2008 Honda CRV

I purchased a 2008 Honda CRV less than a month ago and felt it shaking every time it hit a bump in the road. Took i back to the dealer and he said strut and sway bar need replacing (it has 77,000 miles on it) and they weren’t going to pay for that to be repaired. Should this be covered by the NYS Used Car Lemon Law.

Offhand, it sounds like you’re out of luck. Note page 5, section 15. The wording is a little ambiguous with the “at least” part, but…
It’s also dependent upon the vehicle mileage and time.

Just my 2 cents, but I think the use of the phrase “Lemon Law” is really not applicable when it comes to used cars. The reason being is that so may so-called Lemon issues are due to normal wear and tear, environment, abusive driving, lack of maintenance, etc.

Thanks for the comments, but keep in mind I only had vehicle for 3 weeks and put about 500 miles on it since the purchase.

What warranty came with the car? As is, drive train only or unlimited bumper to bumper ? A 6+ year old used car will have wear and tear on it.
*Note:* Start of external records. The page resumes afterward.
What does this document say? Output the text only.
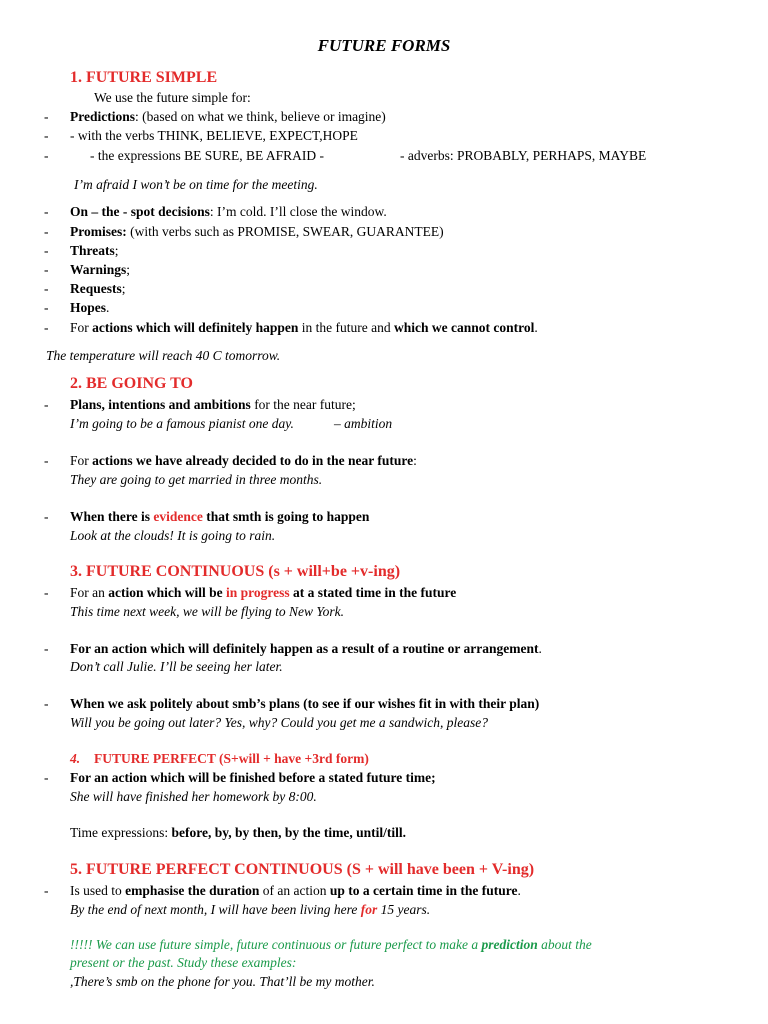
FUTURE FORMS
1. FUTURE SIMPLE
We use the future simple for:
- Predictions: (based on what we think, believe or imagine)
- - with the verbs THINK, BELIEVE, EXPECT,HOPE
-	- the expressions BE SURE, BE AFRAID -	- adverbs: PROBABLY, PERHAPS, MAYBE
I’m afraid I won’t be on time for the meeting.
- On – the - spot decisions: I’m cold. I’ll close the window.
- Promises: (with verbs such as PROMISE, SWEAR, GUARANTEE)
- Threats;
- Warnings;
- Requests;
- Hopes.
- For actions which will definitely happen in the future and which we cannot control.
The temperature will reach 40 C tomorrow.
2. BE GOING TO
- Plans, intentions and ambitions for the near future;
I’m going to be a famous pianist one day.	– ambition
- For actions we have already decided to do in the near future:
They are going to get married in three months.
- When there is evidence that smth is going to happen
Look at the clouds! It is going to rain.
3. FUTURE CONTINUOUS (s + will+be +v-ing)
- For an action which will be in progress at a stated time in the future
This time next week, we will be flying to New York.
- For an action which will definitely happen as a result of a routine or arrangement.
Don’t call Julie. I’ll be seeing her later.
- When we ask politely about smb’s plans (to see if our wishes fit in with their plan)
Will you be going out later? Yes, why? Could you get me a sandwich, please?
4. FUTURE PERFECT (S+will + have +3rd form)
- For an action which will be finished before a stated future time;
She will have finished her homework by 8:00.
Time expressions: before, by, by then, by the time, until/till.
5. FUTURE PERFECT CONTINUOUS (S + will have been + V-ing)
- Is used to emphasise the duration of an action up to a certain time in the future.
By the end of next month, I will have been living here for 15 years.
!!!!! We can use future simple, future continuous or future perfect to make a prediction about the
present or the past. Study these examples:
,There’s smb on the phone for you. That’ll be my mother.
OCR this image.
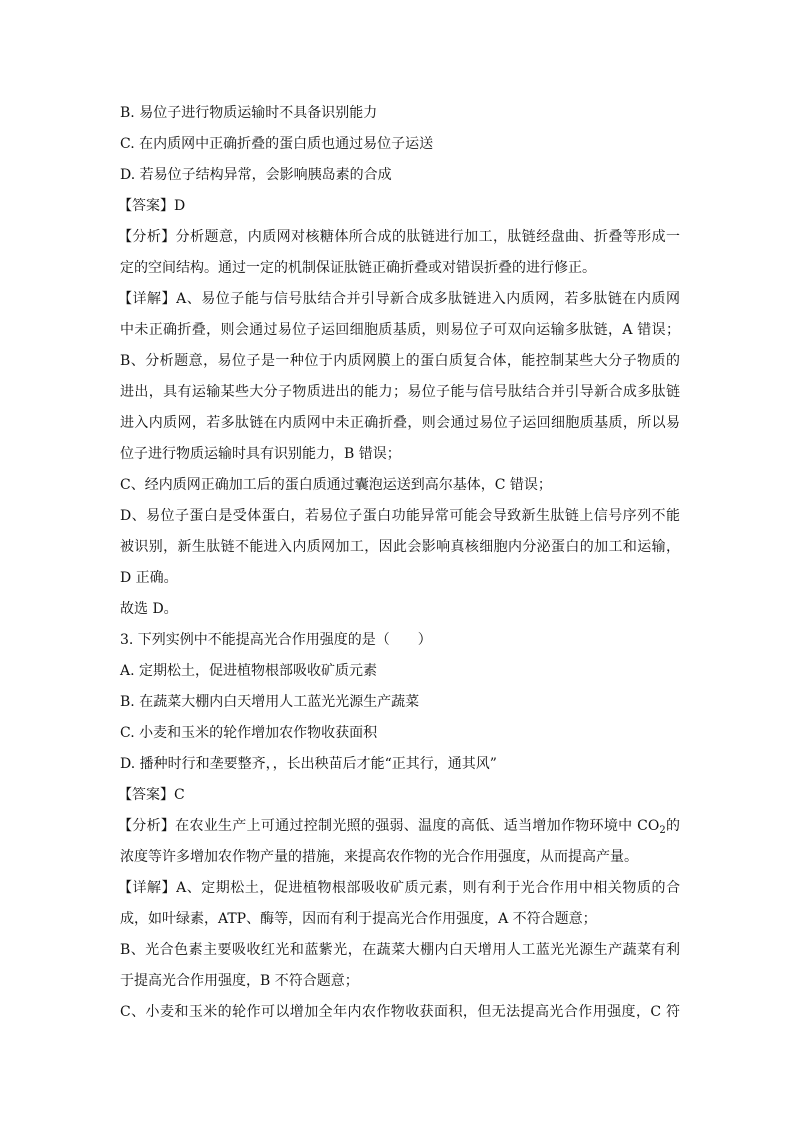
B. 易位子进行物质运输时不具备识别能力
C. 在内质网中正确折叠的蛋白质也通过易位子运送
D. 若易位子结构异常，会影响胰岛素的合成
【答案】D
【分析】分析题意，内质网对核糖体所合成的肽链进行加工，肽链经盘曲、折叠等形成一
定的空间结构。通过一定的机制保证肽链正确折叠或对错误折叠的进行修正。
【详解】A、易位子能与信号肽结合并引导新合成多肽链进入内质网，若多肽链在内质网
中未正确折叠，则会通过易位子运回细胞质基质，则易位子可双向运输多肽链，A 错误；
B、分析题意，易位子是一种位于内质网膜上的蛋白质复合体，能控制某些大分子物质的
进出，具有运输某些大分子物质进出的能力；易位子能与信号肽结合并引导新合成多肽链
进入内质网，若多肽链在内质网中未正确折叠，则会通过易位子运回细胞质基质，所以易
位子进行物质运输时具有识别能力，B 错误；
C、经内质网正确加工后的蛋白质通过囊泡运送到高尔基体，C 错误；
D、易位子蛋白是受体蛋白，若易位子蛋白功能异常可能会导致新生肽链上信号序列不能
被识别，新生肽链不能进入内质网加工，因此会影响真核细胞内分泌蛋白的加工和运输，
D 正确。
故选 D。
3. 下列实例中不能提高光合作用强度的是（　　）
A. 定期松土，促进植物根部吸收矿质元素
B. 在蔬菜大棚内白天增用人工蓝光光源生产蔬菜
C. 小麦和玉米的轮作增加农作物收获面积
D. 播种时行和垄要整齐，，长出秧苗后才能“正其行，通其风”
【答案】C
【分析】在农业生产上可通过控制光照的强弱、温度的高低、适当增加作物环境中 $CO_2$的
浓度等许多增加农作物产量的措施，来提高农作物的光合作用强度，从而提高产量。
【详解】A、定期松土，促进植物根部吸收矿质元素，则有利于光合作用中相关物质的合
成，如叶绿素，ATP、酶等，因而有利于提高光合作用强度，A 不符合题意；
B、光合色素主要吸收红光和蓝紫光，在蔬菜大棚内白天增用人工蓝光光源生产蔬菜有利
于提高光合作用强度，B 不符合题意；
C、小麦和玉米的轮作可以增加全年内农作物收获面积，但无法提高光合作用强度，C 符
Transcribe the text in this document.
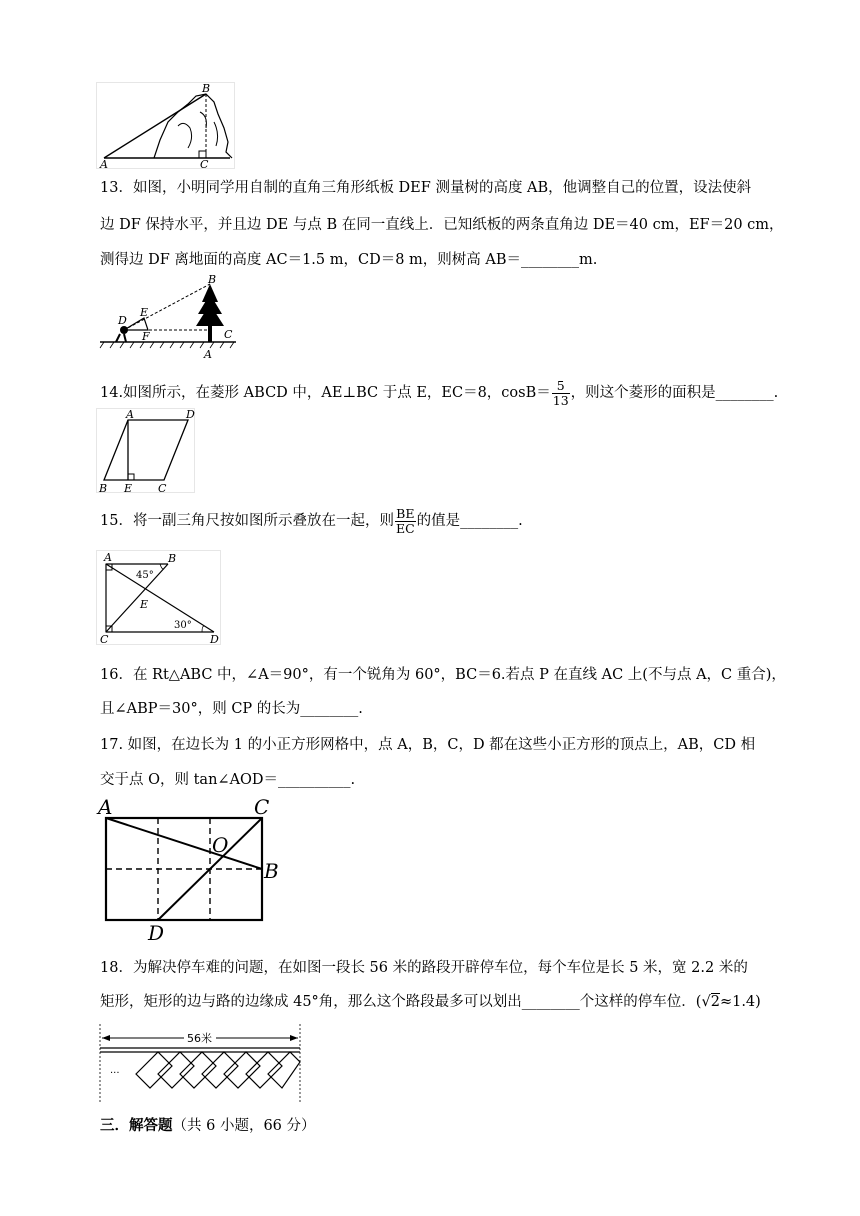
A
B
C
13．如图，小明同学用自制的直角三角形纸板 DEF 测量树的高度 AB，他调整自己的位置，设法使斜
边 DF 保持水平，并且边 DE 与点 B 在同一直线上．已知纸板的两条直角边 DE＝40 cm，EF＝20 cm，
测得边 DF 离地面的高度 AC＝1.5 m，CD＝8 m，则树高 AB＝________m.
B
E
D
F	C
A
14.如图所示，在菱形 ABCD 中，AE⊥BC 于点 E，EC＝8，$\cos B= \frac{5}{13}$ ，则这个菱形的面积是________.
A	D
B E C
15．将一副三角尺按如图所示叠放在一起，则 $\frac{BE}{EC}$ 的值是________.
A	B
45°
E
30°
C	D
16．在 Rt△ABC 中，∠A＝90°，有一个锐角为 60°，BC＝6.若点 P 在直线 AC 上(不与点 A，C 重合)，
且∠ABP＝30°，则 CP 的长为________.
17. 如图，在边长为 1 的小正方形网格中，点 A，B，C，D 都在这些小正方形的顶点上，AB，CD 相
交于点 O，则 tan∠AOD＝__________.
A	C
O
B
D
18．为解决停车难的问题，在如图一段长 56 米的路段开辟停车位，每个车位是长 5 米，宽 2.2 米的
矩形，矩形的边与路的边缘成 45°角，那么这个路段最多可以划出________个这样的停车位．(√2≈1.4)
56米
···
三．解答题（共 6 小题，66 分）
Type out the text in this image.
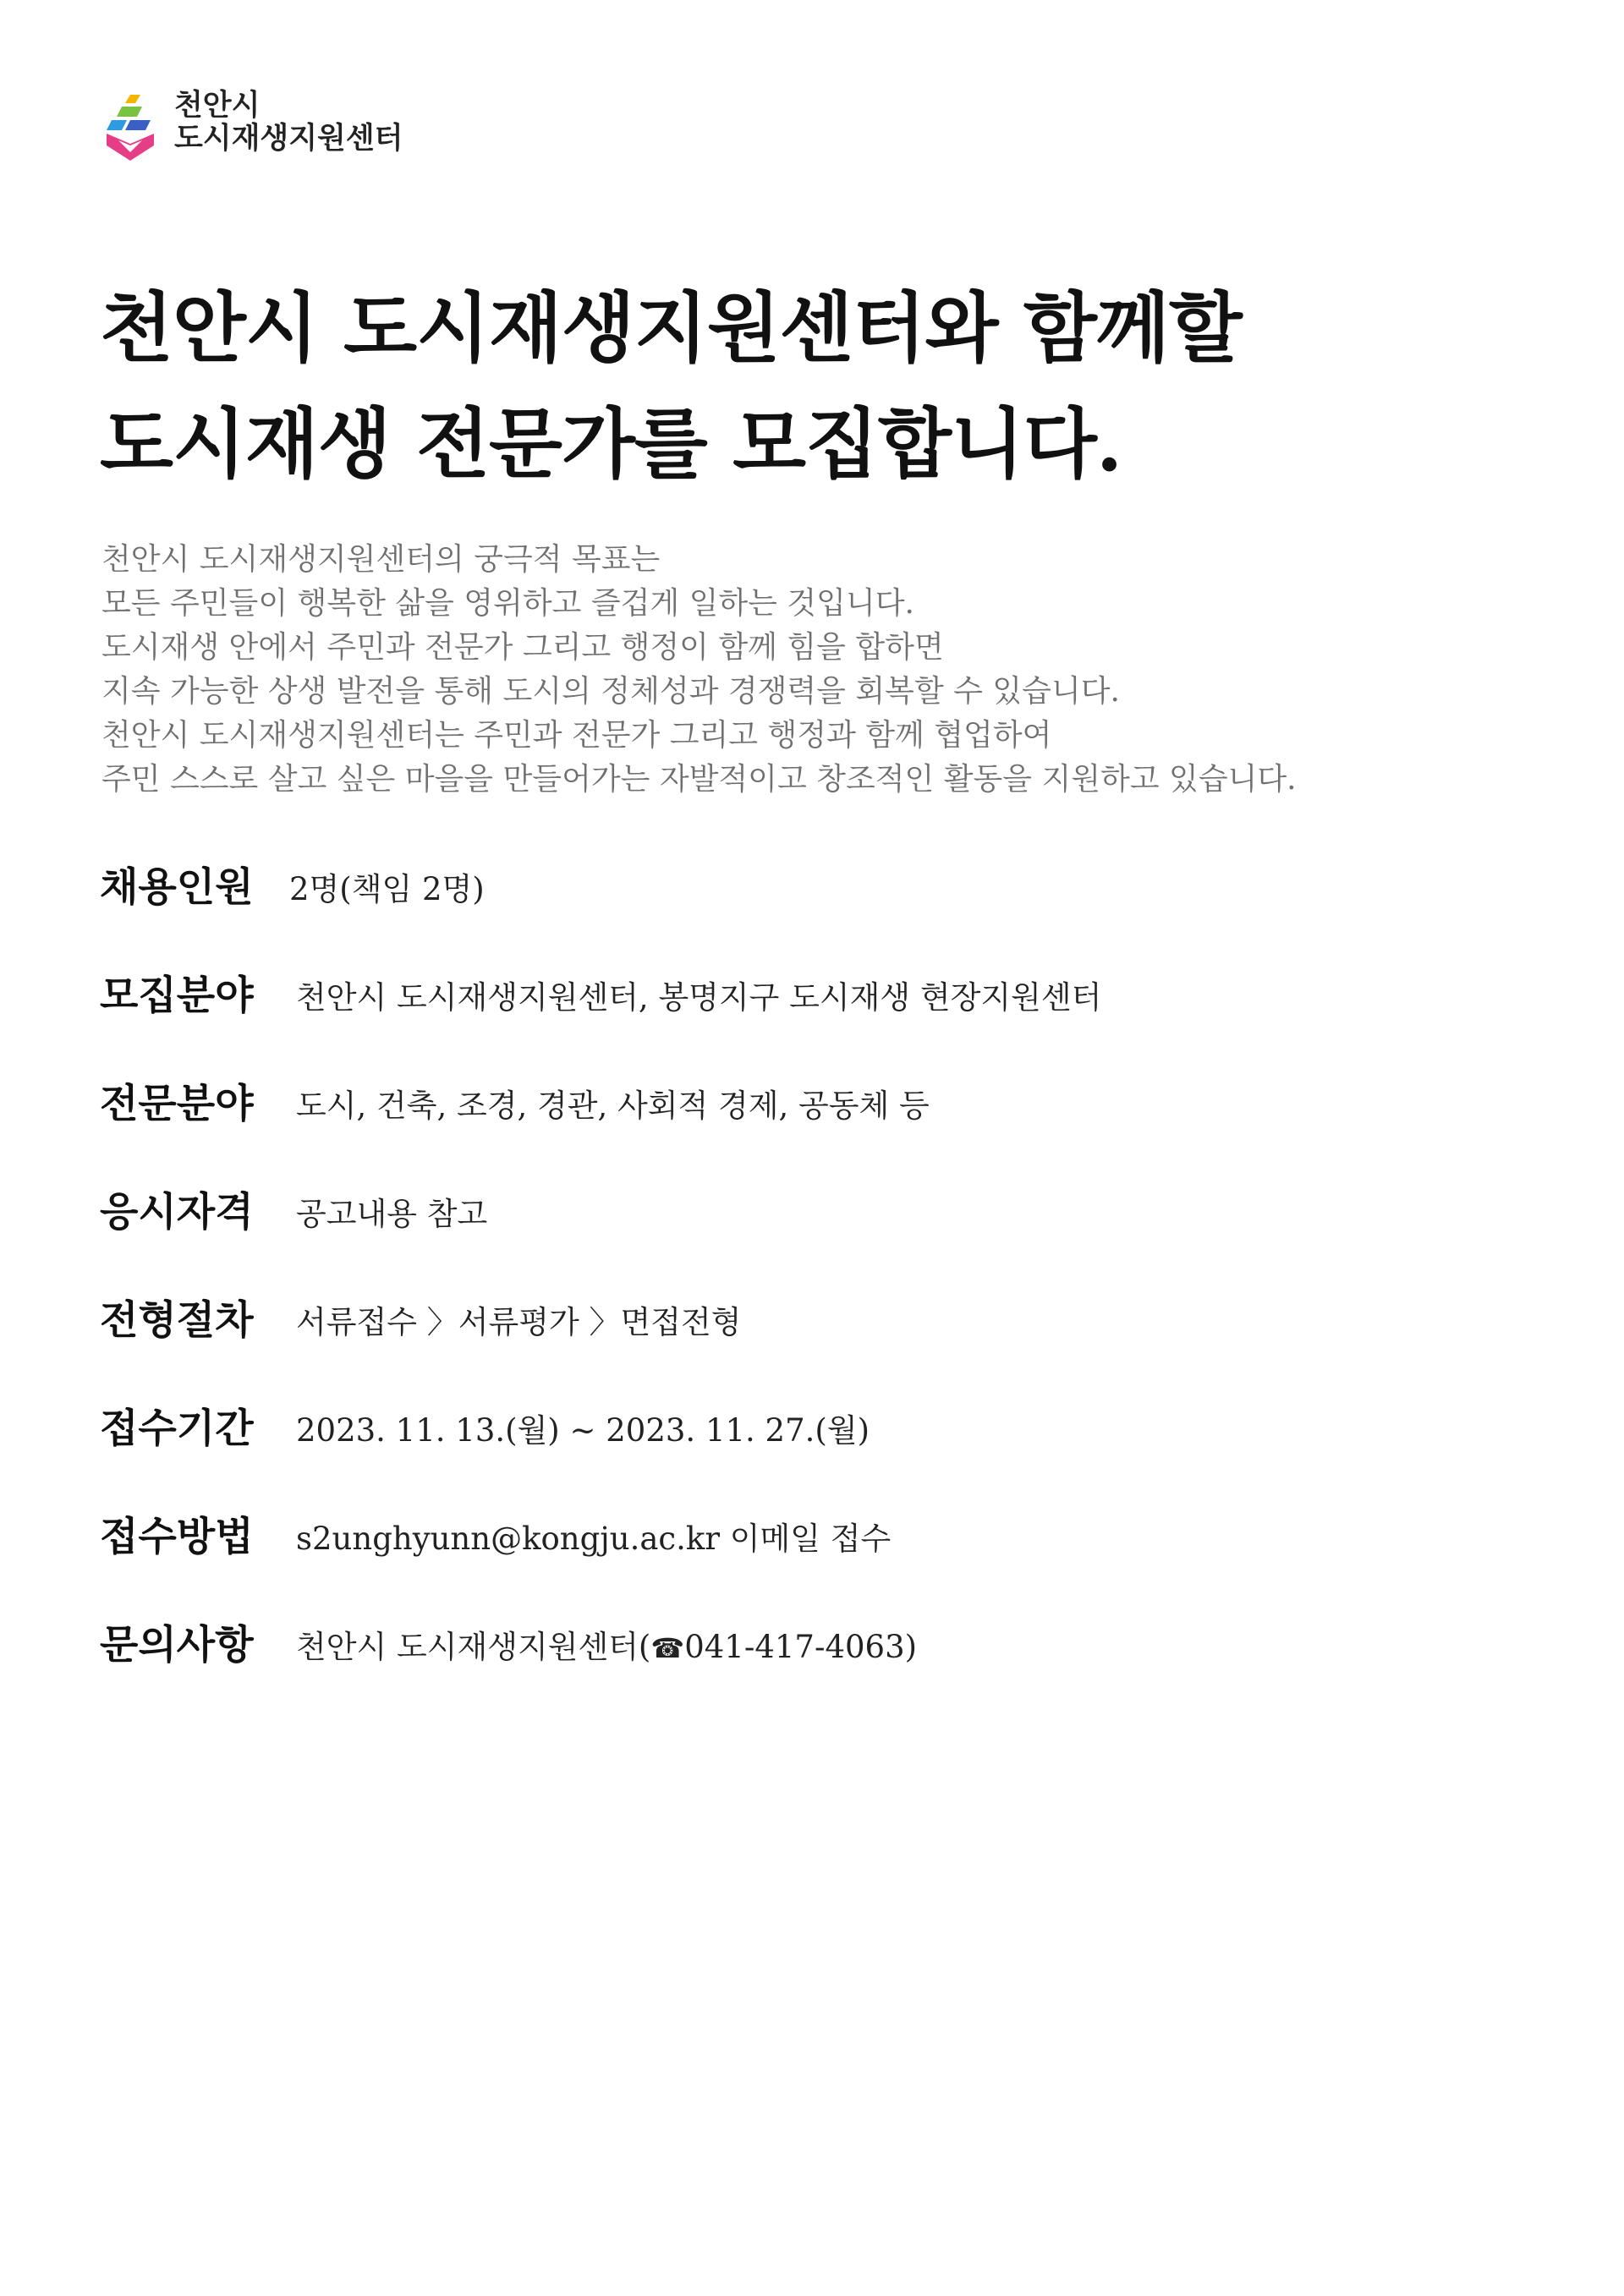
천안시
도시재생지원센터
천안시 도시재생지원센터와 함께할
도시재생 전문가를 모집합니다.

천안시 도시재생지원센터의 궁극적 목표는

모든 주민들이 행복한 삶을 영위하고 즐겁게 일하는 것입니다.

도시재생 안에서 주민과 전문가 그리고 행정이 함께 힘을 합하면

지속 가능한 상생 발전을 통해 도시의 정체성과 경쟁력을 회복할 수 있습니다.

천안시 도시재생지원센터는 주민과 전문가 그리고 행정과 함께 협업하여

주민 스스로 살고 싶은 마을을 만들어가는 자발적이고 창조적인 활동을 지원하고 있습니다.

채용인원 2명(책임 2명)
모집분야 천안시 도시재생지원센터, 봉명지구 도시재생 현장지원센터
전문분야 도시, 건축, 조경, 경관, 사회적 경제, 공동체 등
응시자격 공고내용 참고
전형절차 서류접수 〉서류평가 〉면접전형
접수기간 2023. 11. 13.(월) ~ 2023. 11. 27.(월)
접수방법 s2unghyunn@kongju.ac.kr 이메일 접수
문의사항 천안시 도시재생지원센터(☎041-417-4063)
Did you have a mechanic inspect it before you purchased it?

With that additional information, it sounds like the dealer quite possibly knew about the suspension noises when they sold the car

That is . . . if they even bothered to drive it before putting it up for sale

It’s also entirely possible they just smogged it, cleaned it, detailed it, and put it up for sale

I believe most used cars are sold as is

That’s why it’s always a good idea to have a pre-purchase inspection performed on a used vehicle before buying it.

The $100.00 inspection fee could save hundreds/thousands of dollars in repairs later.


After reading the comments, now I am sorry I didn’t ask Car Talk first. Guess it’s too late for the prepurchase inspection now, thought I could trust this large dealer to be honest about the vehicle, how “silly” of me.

Did you try talking to a manager?


Look at it like this . . . struts and sway bar links aren’t the end of the world. it’s an easy repair, and any decent shop can do it

If the diagnosis is correct, I highly advise complete strut assemblies, meaning the strut, mount, and spring are assembled, and ready to be installed. Do all 4 corners, and you’ll be good to go for several more years

Some of the brake lines may have to be disconnected to replace the struts, so you’ll need a brake fluid flush

Afterwards, you’ll want to get a 4 wheel steering alignment

It’s possible also that the car was in a front-end accident and subsequently repaired. Some accidents will cause alignment/suspension problems that don’t get completely fixed and result in driveability problems as you describe.

I would have a Carfax report run on it. Carfax doesn’t know everything about every car, but if this car has been in a significant accident and subsequently repaired, there’s a good chance it would show up on the report. You may not have any recourse from the dealer, but at least you will know more than you did when you bought the car. And if a new strut/sway bar doesn’t fix the problem, you’ll know why. An alignment shop might be able to help with a diagnosis if the dealer fix doesn’t work.

Take it to another shop for a second opinion. They they agree, let them fix it. That way you won’t reqard the selling dealer for what appears to be poor attention to a car on their lot. Dealers get more for a used car than private sellers because they are supposed to check it out and repair anything wrong.

Can’t speak to the legal technicalities, but it seems like it would be difficult to require that the seller of a used car know and inform all the problems and symptoms the car might develop after purchase. No harm done to ask for help from the seller, but to somehow require the seller to do this I expect at the minimum you’d have to show the seller knew of this problem before.

A car is a complicates mechanical gadget, and even though today’s cars – especially Hondas – are very reliable compared to cars of yesteryear, they still have components that wear out and break from years of daily use.

I concur w/the advice above, this is a minor problem and can be easily and relatively inexpensively fixed. There’s no harm done to ask the seller for a little help on this, but don’t expect the seller to agree. Before approaching the seller, maybe come up with a couple of compromises where you get a little benefit and not much negative to the seller. For example, you pay for the parts, and 50% of the labor. They supply the other 50% of the labor.

I agree with others - I doubt the seller will help you out & this is fairly standard/routine stuff to repair.

Did it make noise when you test drove it? Is there something the seller might have done to mask the noise of bad sway bar ends?

If you otherwise like the vehicle, have it checked over by a reputable independent shop and have the repairs made. Write it off mentally as the cost of an education.

could have worn bushings in lower a-arm. hondas use a multilink setup with a-arms/strut rods. i would look at those first for wiggle issues. than look at the strut itself. noises/clunks are usually the strut mount.

The NY used car lemon law is quite specific, your car was covered for 60 days but only for components listed in the law. Struts and the swaybar are not listed.